The Public Service Association is calling on the NSW Government to act urgently to bring the state's broken privatised child protection system back under public control.
The latest statistics show a quarter of the children who died in New South Wales last year were known to authorities. Low staffing numbers are reported to be among the reasons for some of the deaths of children known to child protection.
According to the Department's own figures, the vacancy rate for caseworkers has increased by 250 per cent in the year, and year-on-year, New South Wales is losing more caseworkers than it is employing. Aboriginal staff are leaving at a higher rate.
PSA General Secretary Stewart Little said his union was in constant discussions with Child Protection Minister Kate Washington who needs to act fast.
“It’s not Kate Washington's fault the system is broken, but it’s her responsibility to clean it up and the solution can’t be a bit more money. What we need substantive reform of a broken, privatised system,” Mr Little said.
“Minister Washington, to her credit, has acknowledged that costly and inefficient privatised child protection services in NSW might have to be placed back into public hands. We now need the government to act.
“Private providers pick and choose which kids they take on, and often refuse to accept responsibility for the most troubled children.
"Hundreds of kids are being left to live in scrappy motels for months, barely supervised by untrained staff. The privatised foster system has been left to wither and die. The terrible inefficiencies are costing NSW taxpayers more than we ever paid for the public system. In at least one case, an ‘Alternative Care Arrangement’ cost NSW around $3 million to provide support to one child in need.
“The government has a moral responsibility to care for the most vulnerable kids, and it is failing at the moment. The way to take responsibility is to stop outsourcing to NGOs, take control, and start getting qualified caseworkers back into the system.

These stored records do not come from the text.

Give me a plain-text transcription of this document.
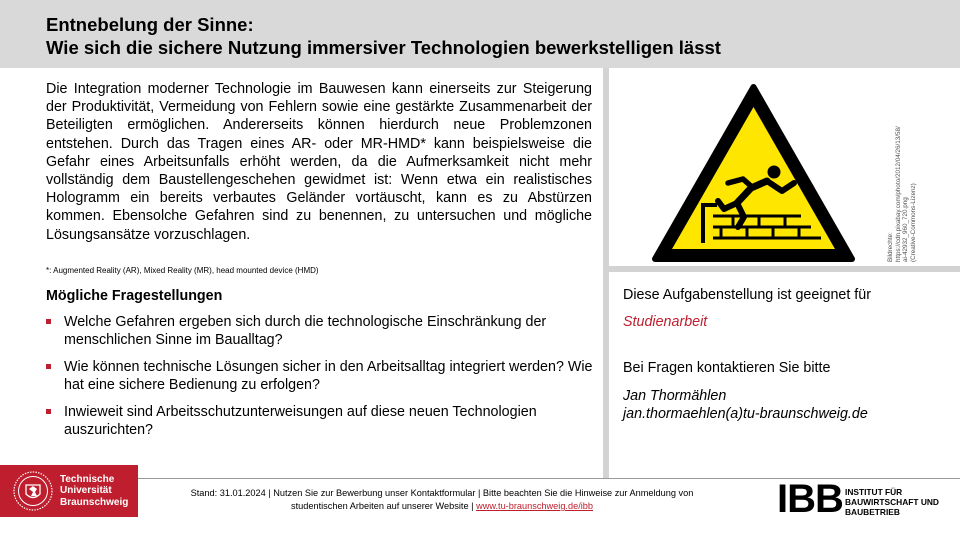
Entnebelung der Sinne:
Wie sich die sichere Nutzung immersiver Technologien bewerkstelligen lässt
Die Integration moderner Technologie im Bauwesen kann einerseits zur Steigerung der Produktivität, Vermeidung von Fehlern sowie eine gestärkte Zusammenarbeit der Beteiligten ermöglichen. Andererseits können hierdurch neue Problemzonen entstehen. Durch das Tragen eines AR- oder MR-HMD* kann beispielsweise die Gefahr eines Arbeitsunfalls erhöht werden, da die Aufmerksamkeit nicht mehr vollständig dem Baustellengeschehen gewidmet ist: Wenn etwa ein realistisches Hologramm ein bereits verbautes Geländer vortäuscht, kann es zu Abstürzen kommen. Ebensolche Gefahren sind zu benennen, zu untersuchen und mögliche Lösungsansätze vorzuschlagen.
*: Augmented Reality (AR), Mixed Reality (MR), head mounted device (HMD)
Mögliche Fragestellungen
Welche Gefahren ergeben sich durch die technologische Einschränkung der menschlichen Sinne im Baualltag?
Wie können technische Lösungen sicher in den Arbeitsalltag integriert werden? Wie hat eine sichere Bedienung zu erfolgen?
Inwieweit sind Arbeitsschutzunterweisungen auf diese neuen Technologien auszurichten?
Bildrechte: https://cdn.pixabay.com/photo/2012/04/26/13/58/ ai-42932_960_720.png (Creative-Commons-Lizenz)
Diese Aufgabenstellung ist geeignet für
Studienarbeit
Bei Fragen kontaktieren Sie bitte
Jan Thormählen
jan.thormaehlen(a)tu-braunschweig.de
Technische
Universität
Braunschweig
Stand: 31.01.2024 | Nutzen Sie zur Bewerbung unser Kontaktformular | Bitte beachten Sie die Hinweise zur Anmeldung von
studentischen Arbeiten auf unserer Website | www.tu-braunschweig.de/ibb	IBB INSTITUT FÜR
BAUWIRTSCHAFT UND
BAUBETRIEB
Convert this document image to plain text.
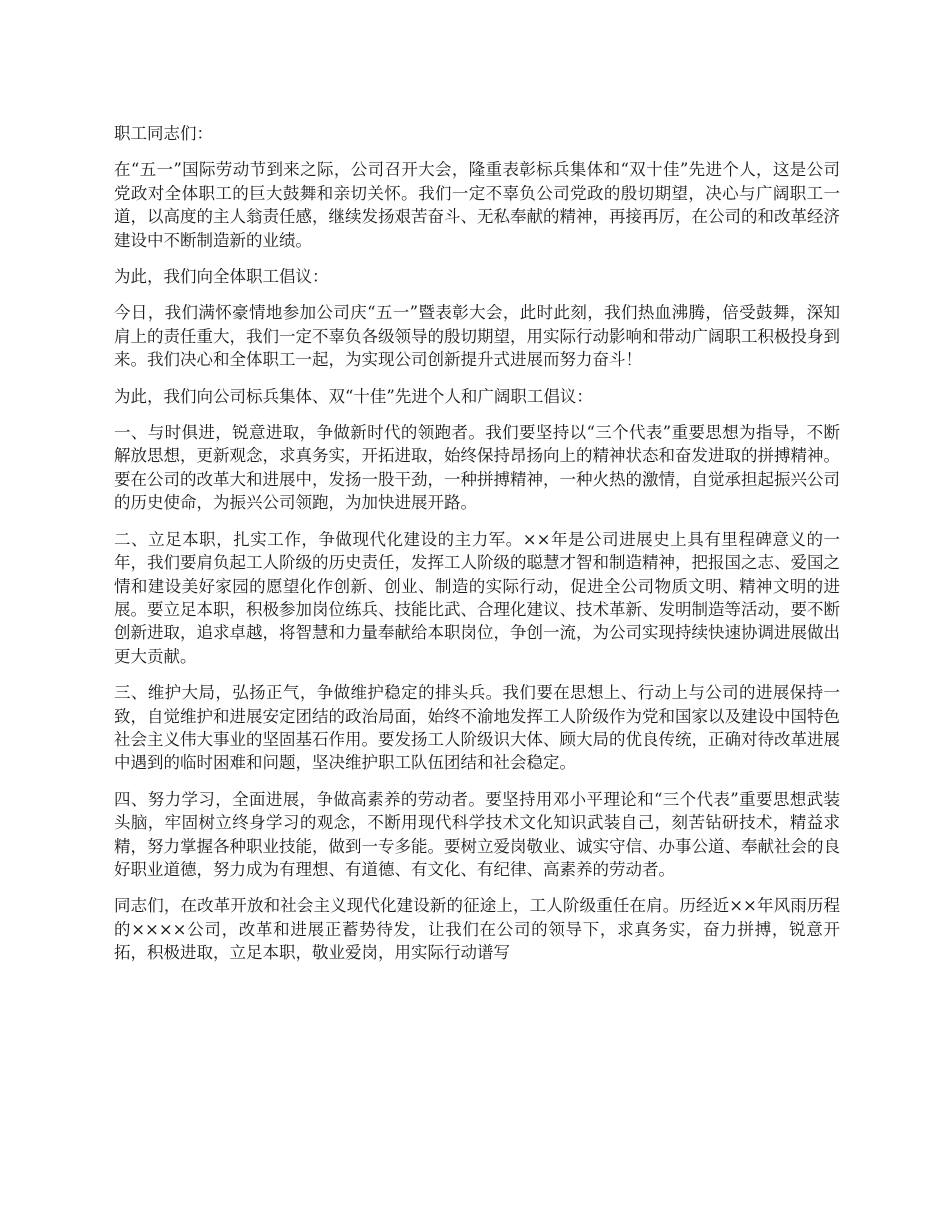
职工同志们：

在“五一”国际劳动节到来之际，公司召开大会，隆重表彰标兵集体和“双十佳”先进个人，这是公司党政对全体职工的巨大鼓舞和亲切关怀。我们一定不辜负公司党政的殷切期望，决心与广阔职工一道，以高度的主人翁责任感，继续发扬艰苦奋斗、无私奉献的精神，再接再厉，在公司的和改革经济建设中不断制造新的业绩。

为此，我们向全体职工倡议：

今日，我们满怀豪情地参加公司庆“五一”暨表彰大会，此时此刻，我们热血沸腾，倍受鼓舞，深知肩上的责任重大，我们一定不辜负各级领导的殷切期望，用实际行动影响和带动广阔职工积极投身到来。我们决心和全体职工一起，为实现公司创新提升式进展而努力奋斗！

为此，我们向公司标兵集体、双“十佳”先进个人和广阔职工倡议：

一、与时俱进，锐意进取，争做新时代的领跑者。我们要坚持以“三个代表”重要思想为指导，不断解放思想，更新观念，求真务实，开拓进取，始终保持昂扬向上的精神状态和奋发进取的拼搏精神。要在公司的改革大和进展中，发扬一股干劲，一种拼搏精神，一种火热的激情，自觉承担起振兴公司的历史使命，为振兴公司领跑，为加快进展开路。

二、立足本职，扎实工作，争做现代化建设的主力军。××年是公司进展史上具有里程碑意义的一年，我们要肩负起工人阶级的历史责任，发挥工人阶级的聪慧才智和制造精神，把报国之志、爱国之情和建设美好家园的愿望化作创新、创业、制造的实际行动，促进全公司物质文明、精神文明的进展。要立足本职，积极参加岗位练兵、技能比武、合理化建议、技术革新、发明制造等活动，要不断创新进取，追求卓越，将智慧和力量奉献给本职岗位，争创一流，为公司实现持续快速协调进展做出更大贡献。

三、维护大局，弘扬正气，争做维护稳定的排头兵。我们要在思想上、行动上与公司的进展保持一致，自觉维护和进展安定团结的政治局面，始终不渝地发挥工人阶级作为党和国家以及建设中国特色社会主义伟大事业的坚固基石作用。要发扬工人阶级识大体、顾大局的优良传统，正确对待改革进展中遇到的临时困难和问题，坚决维护职工队伍团结和社会稳定。

四、努力学习，全面进展，争做高素养的劳动者。要坚持用邓小平理论和“三个代表”重要思想武装头脑，牢固树立终身学习的观念，不断用现代科学技术文化知识武装自己，刻苦钻研技术，精益求精，努力掌握各种职业技能，做到一专多能。要树立爱岗敬业、诚实守信、办事公道、奉献社会的良好职业道德，努力成为有理想、有道德、有文化、有纪律、高素养的劳动者。

同志们，在改革开放和社会主义现代化建设新的征途上，工人阶级重任在肩。历经近××年风雨历程的××××公司，改革和进展正蓄势待发，让我们在公司的领导下，求真务实，奋力拼搏，锐意开拓，积极进取，立足本职，敬业爱岗，用实际行动谱写
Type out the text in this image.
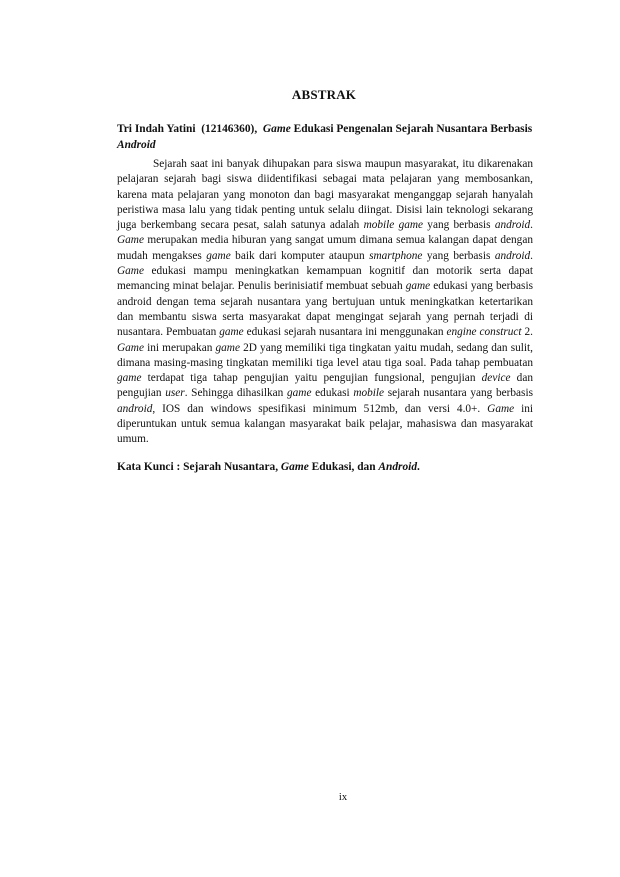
ABSTRAK
Tri Indah Yatini (12146360), Game Edukasi Pengenalan Sejarah Nusantara Berbasis Android

Sejarah saat ini banyak dihupakan para siswa maupun masyarakat, itu dikarenakan pelajaran sejarah bagi siswa diidentifikasi sebagai mata pelajaran yang membosankan, karena mata pelajaran yang monoton dan bagi masyarakat menganggap sejarah hanyalah peristiwa masa lalu yang tidak penting untuk selalu diingat. Disisi lain teknologi sekarang juga berkembang secara pesat, salah satunya adalah mobile game yang berbasis android. Game merupakan media hiburan yang sangat umum dimana semua kalangan dapat dengan mudah mengakses game baik dari komputer ataupun smartphone yang berbasis android. Game edukasi mampu meningkatkan kemampuan kognitif dan motorik serta dapat memancing minat belajar. Penulis berinisiatif membuat sebuah game edukasi yang berbasis android dengan tema sejarah nusantara yang bertujuan untuk meningkatkan ketertarikan dan membantu siswa serta masyarakat dapat mengingat sejarah yang pernah terjadi di nusantara. Pembuatan game edukasi sejarah nusantara ini menggunakan engine construct 2. Game ini merupakan game 2D yang memiliki tiga tingkatan yaitu mudah, sedang dan sulit, dimana masing-masing tingkatan memiliki tiga level atau tiga soal. Pada tahap pembuatan game terdapat tiga tahap pengujian yaitu pengujian fungsional, pengujian device dan pengujian user. Sehingga dihasilkan game edukasi mobile sejarah nusantara yang berbasis android, IOS dan windows spesifikasi minimum 512mb, dan versi 4.0+. Game ini diperuntukan untuk semua kalangan masyarakat baik pelajar, mahasiswa dan masyarakat umum.

Kata Kunci : Sejarah Nusantara, Game Edukasi, dan Android.
ix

"The privatisation of child protection service in New South Wales was a grotesque experiment and it's been a grotesque failure.
“We have seen a surge in domestic violence recently and that is only going to increase demand on a system that is already broken.
"Protecting our most vulnerable kids is the responsibility of New South Wales, and we should have never outsourced that responsibility to private providers. It won't be a simple administrative task to bring everything back into public hands, but it's far from impossible. If we move now we will improve futures, save the taxpayer money, and save lives,” Mr Little said.